NEW YORK – Carlos Ghosn, chairman and CEO of the Renault SA-Nissan Motor Co. Ltd. Alliance, predicts electric vehicles will account for 10% of the vehicle market by 2020, but they won't be coming from startup firms.

“The public is not going to buy electric vehicles from small companies,” he says.

The Brazilian-born auto executive says consumers will not be willing to take a chance with new technology produced by untried vehicle manufacturers.

He declines to comment on whether this means the U.S. government is wasting the nearly $1 billion it has allocated to Tesla Motor Inc. and Fisker Automotive Inc. to foster their development of hybrids and EVs.

Earlier, Ghosn tells an audience at the Council on Foreign Relations here that interest is building in Nissan’s upcoming Leaf EV, which will make its U.S. debut next year. He is bullish on the prospects for the EV, revealing 25,000 potential buyers have raised their hands on the auto maker’s website.

Ghosn believes EVs will complement conventional vehicles, not displace them. While internal-combustion-engine cars fueled by natural gas are an option, they are not as neutral to the environment as EVs, which he says are more efficient than gasoline-powered cars on a well-to-wheels basis.

Diesel could be part of the solution, as well, he notes. But even though 60% of vehicles sold in Europe are diesel-powered, no diesels are sold in Japan and few in the U.S. It costs money to promote diesels, he says.

Ghosn foresees many newcomers entering the industry in the next decade, but he also insists there will be more consolidation among auto makers. “It's going to be different down the road,” he says. “There's not a lot of space for newcomers. New companies only come when there is a void.”

At the same time, he says the auto industry needs more scale and investment. That's something the specialized newcomers will have to cope with.

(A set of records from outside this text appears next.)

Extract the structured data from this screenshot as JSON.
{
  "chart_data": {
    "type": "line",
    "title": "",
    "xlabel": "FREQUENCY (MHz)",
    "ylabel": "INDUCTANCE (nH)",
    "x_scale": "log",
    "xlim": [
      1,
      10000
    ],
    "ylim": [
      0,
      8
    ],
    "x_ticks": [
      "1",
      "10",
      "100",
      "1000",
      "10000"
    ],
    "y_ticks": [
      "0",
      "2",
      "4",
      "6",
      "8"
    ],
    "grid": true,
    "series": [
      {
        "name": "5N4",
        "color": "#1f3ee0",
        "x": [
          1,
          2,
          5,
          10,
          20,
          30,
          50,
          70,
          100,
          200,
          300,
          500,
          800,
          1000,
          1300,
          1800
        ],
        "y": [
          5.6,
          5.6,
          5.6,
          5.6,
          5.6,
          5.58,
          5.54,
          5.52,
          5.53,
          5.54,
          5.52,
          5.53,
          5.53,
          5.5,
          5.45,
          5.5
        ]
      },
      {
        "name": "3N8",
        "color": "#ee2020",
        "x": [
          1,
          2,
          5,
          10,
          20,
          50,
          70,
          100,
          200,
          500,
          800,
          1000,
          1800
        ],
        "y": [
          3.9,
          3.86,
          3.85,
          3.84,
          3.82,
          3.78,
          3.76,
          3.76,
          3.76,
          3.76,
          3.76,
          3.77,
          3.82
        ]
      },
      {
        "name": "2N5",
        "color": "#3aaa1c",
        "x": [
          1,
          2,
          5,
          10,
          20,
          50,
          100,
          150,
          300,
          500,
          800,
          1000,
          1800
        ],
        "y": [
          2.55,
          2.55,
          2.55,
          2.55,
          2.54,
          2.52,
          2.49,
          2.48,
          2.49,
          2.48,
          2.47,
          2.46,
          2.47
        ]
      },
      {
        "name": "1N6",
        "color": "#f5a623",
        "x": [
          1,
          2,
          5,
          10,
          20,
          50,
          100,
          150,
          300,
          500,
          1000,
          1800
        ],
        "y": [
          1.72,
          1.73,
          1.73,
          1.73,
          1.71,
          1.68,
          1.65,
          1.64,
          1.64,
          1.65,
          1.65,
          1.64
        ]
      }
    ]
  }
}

Nevertheless, traditional OEMs have much to learn from younger firms in China and India, Ghosn says. These same sentiments are echoed by Steven Rattner, former head of the U.S. Treasury’s Auto Task Force, a participant in the forum with Ghosn.

Rattner says auto makers in the two emerging markets not only enjoy the benefit of a lower wage workforce but also have a different mindset than those in the U.S., Europe and Japan.

“A $3,000 car is not about underpaying people,” Rattner says. “China and India is not just about cheaper products.” Indian auto makers have a frugal mindset that Japanese engineers can't comprehend. “We're going to miss competitiveness if we don't learn those new ways of doing things.”

Ghosn concedes low-cost products will migrate to countries with the best cost structures but predicts industry employment will be stable globally.

Future success for auto makers will not be determined solely on finding the lowest-wage countries to build vehicles. “Management wants to keep jobs in their countries,” Ghosn says. “They send jobs abroad only when there is no other way.”

At the same time, European governments, in particular, do not want to export jobs abroad.

However, government will be crucial in fostering the introduction of new alternate technology vehicles, he says. Israel, for instance, has promised financial assistance in introducing EVs there, which Renault-Nissan plan to do.

“Many governments are ready to do it,” Ghosn says. Some European governments have proposed giving a €5,000 ($7,425) subsidy to buyers of EVs. The U.S. government has promised a $7,500 subsidy, and the state of California wants to up that amount.